Unnamed: 0,Y,X1,X2,X3,X4,X5,X6
Y,1.0,0.28016,-0.024274,0.150838,0.064415,0.224522,0.167669
X1,0.28016,1.0,0.059797,0.283358,0.087541,0.432772,0.411873
X2,-0.024274,0.059797,1.0,0.184129,0.114838,0.039996,-0.062205
X3,0.150838,0.283358,0.184129,1.0,0.302618,0.358397,0.20375
X4,0.064415,0.087541,0.114838,0.302618,1.0,0.293115,0.215888
X5,0.224522,0.432772,0.039996,0.358397,0.293115,1.0,0.320195
X6,0.167669,0.411873,-0.062205,0.20375,0.215888,0.320195,1.0


In [8]:
# Divide the data into training data and test data (80:20)
X = df.loc[:, df.columns!='Y']
X = X.loc[:, X.columns!='X2']
X = X.loc[:, X.columns!='X4']
y = df['Y']

#X_train, X_test, y_train, y_test = train_test_split(X,y,test_size=0.20)
X_train, X_test, y_train, y_test = train_test_split(X,y,random_state=RANDOM_STATE, test_size=0.20)

In [9]:
classifiers = [{'name': 'Naive Bayes',
                'classifier': GaussianNB()},
               {'name': 'Logistic Regression',
                'classifier': LogisticRegression(random_state=RANDOM_STATE)},
               {'name': 'K-Nearest Neighbours',
                'classifier': KNeighborsClassifier()},
               {'name': 'Decision Tree',
                'classifier': DecisionTreeClassifier(random_state=RANDOM_STATE)},
               {'name': 'Neural Net',
                'classifier': MLPClassifier(random_state=RANDOM_STATE, max_iter=10000)},
               {'name': 'Support Vector Machines',
                'classifier': SVC(random_state=RANDOM_STATE)},
               {'name': 'Random Forest',
                'classifier': RandomForestClassifier(random_state=RANDOM_STATE)},
               {'name': 'XGBoost',
                'classifier': GradientBoostingClassifier(random_state=RANDOM_STATE)}
              ]

In [10]:
for classifier in classifiers:
    model = classifier['classifier'].fit(X_train, y_train)
    
    y_test_pred = model.predict(X_test)
    totalTestPoints = len(y_test_pred)
    correctlyPredictedTest = (y_test == y_test_pred).sum()
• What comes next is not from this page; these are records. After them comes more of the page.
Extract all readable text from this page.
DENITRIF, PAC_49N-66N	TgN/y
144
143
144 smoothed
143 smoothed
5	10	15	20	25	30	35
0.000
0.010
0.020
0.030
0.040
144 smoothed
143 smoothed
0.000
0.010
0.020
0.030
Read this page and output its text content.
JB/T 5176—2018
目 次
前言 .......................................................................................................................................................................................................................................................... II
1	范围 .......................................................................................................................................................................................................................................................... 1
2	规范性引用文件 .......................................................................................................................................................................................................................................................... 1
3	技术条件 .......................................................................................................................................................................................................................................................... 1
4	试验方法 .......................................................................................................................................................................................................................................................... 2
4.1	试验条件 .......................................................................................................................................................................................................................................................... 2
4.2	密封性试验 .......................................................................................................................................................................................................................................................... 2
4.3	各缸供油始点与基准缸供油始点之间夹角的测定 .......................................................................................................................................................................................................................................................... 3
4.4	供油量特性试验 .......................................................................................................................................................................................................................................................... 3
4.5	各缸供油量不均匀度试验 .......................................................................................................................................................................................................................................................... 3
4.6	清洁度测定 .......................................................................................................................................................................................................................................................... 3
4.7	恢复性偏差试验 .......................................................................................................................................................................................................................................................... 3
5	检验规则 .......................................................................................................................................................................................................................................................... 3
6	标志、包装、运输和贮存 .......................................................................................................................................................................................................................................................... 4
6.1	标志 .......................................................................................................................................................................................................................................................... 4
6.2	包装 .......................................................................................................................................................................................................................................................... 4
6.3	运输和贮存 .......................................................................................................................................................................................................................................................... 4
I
    y_train_pred = model.predict(X_train)
    totalTrainPoints = len(y_train_pred)
    correctlyPredictedTrain = (y_train == y_train_pred).sum()
    
    print(f"({classifier['name']}) \nTest Accuracy: {round(100*correctlyPredictedTest/totalTestPoints,2)}%; Train Accuracy: {round(100*correctlyPredictedTrain/totalTrainPoints,2)}%\n")

(Naive Bayes) 
Test Accuracy: 65.38%; Train Accuracy: 55.0%

(Logistic Regression) 
Test Accuracy: 61.54%; Train Accuracy: 57.0%

(K-Nearest Neighbours) 
Test Accuracy: 57.69%; Train Accuracy: 81.0%

(Decision Tree) 
Test Accuracy: 61.54%; Train Accuracy: 88.0%

(Neural Net) 
Test Accuracy: 53.85%; Train Accuracy: 85.0%

(Support Vector Machines) 
Test Accuracy: 53.85%; Train Accuracy: 80.0%

(Random Forest) 
Test Accuracy: 61.54%; Train Accuracy: 88.0%

(XGBoost) 
Test Accuracy: 61.54%; Train Accuracy: 86.0%



## Questions
1. Classifier selection criterion
2. Depending on randomness in test/train split, the performance changes. How to measure the performance? Multiple runs?